Theoretical model for laser ablation outcome predictions in brain: Calibration and validation on clinical MR thermometry images

Purpose: Neurosurgical laser ablation is experiencing a renaissance. Computational tools for ablation planning aim to further improve the intervention. Here, global optimisation and inverse problems are demonstrated to train a model that predicts maximum laser ablation extent. Methods: A closed-form steady state model is trained on and then subsequently compared to N=20 retrospective clinical MR thermometry datasets. Dice similarity coefficient (DSC) is calculated to provide a measure of region overlap between the 57°C isotherms of the thermometry data and the model-predicted ablation regions; 57°C is a tissue death surrogate at thermal steady state. A global optimisation scheme samples the dominant model parameter sensitivities, blood perfusion (ω) and optical parameter (µeff) values, throughout a parameter space totalling 11 440 value-pairs. This represents a lookup table of µeff–ω pairs with the corresponding DSC value for each patient dataset. The µeff–ω pair with the maximum DSC calibrates the model parameters, maximising predictive value for each patient. Finally, leave-one-out cross-validation with global optimisation information trains the model on the entire clinical dataset, and compares against the model naïvely using literature values for ω and µeff. Results: When using naïve literature values, the model’s mean DSC is 0.67 whereas the calibrated model produces 0.82 during cross-validation, an improvement of 0.15 in overlap with the patient data.

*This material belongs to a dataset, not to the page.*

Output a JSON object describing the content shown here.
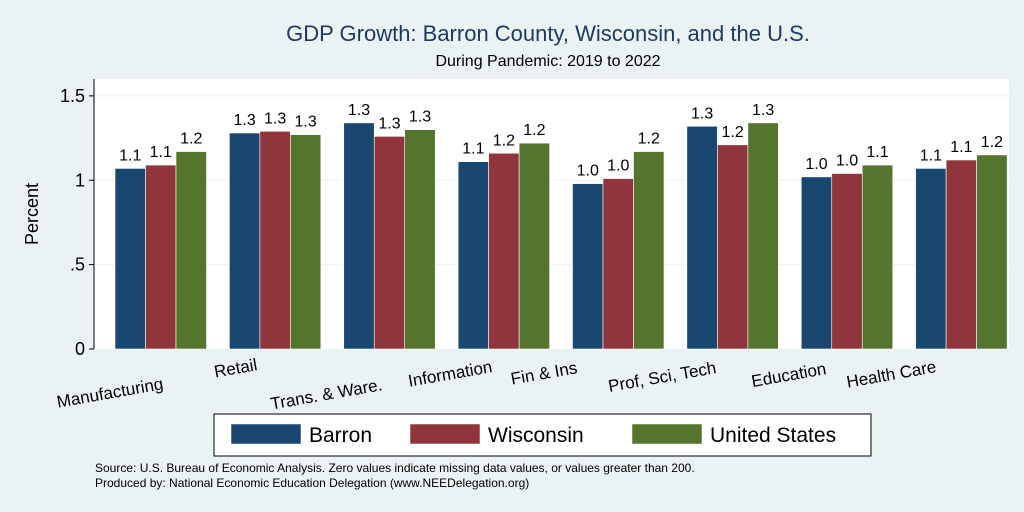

The 95% confidence interval of the mean difference is 0.083–0.23 (p<0.001). Conclusions: During cross-validation, the calibrated model is superior to the naïve model as measured by DSC, with +22% mean prediction accuracy. Calibration empowers a relatively simple model to become more predictive. Abbreviations: CEM: cumulative effective minutes; DSC: Dice similarity coefficient; MR: magnetic resonance.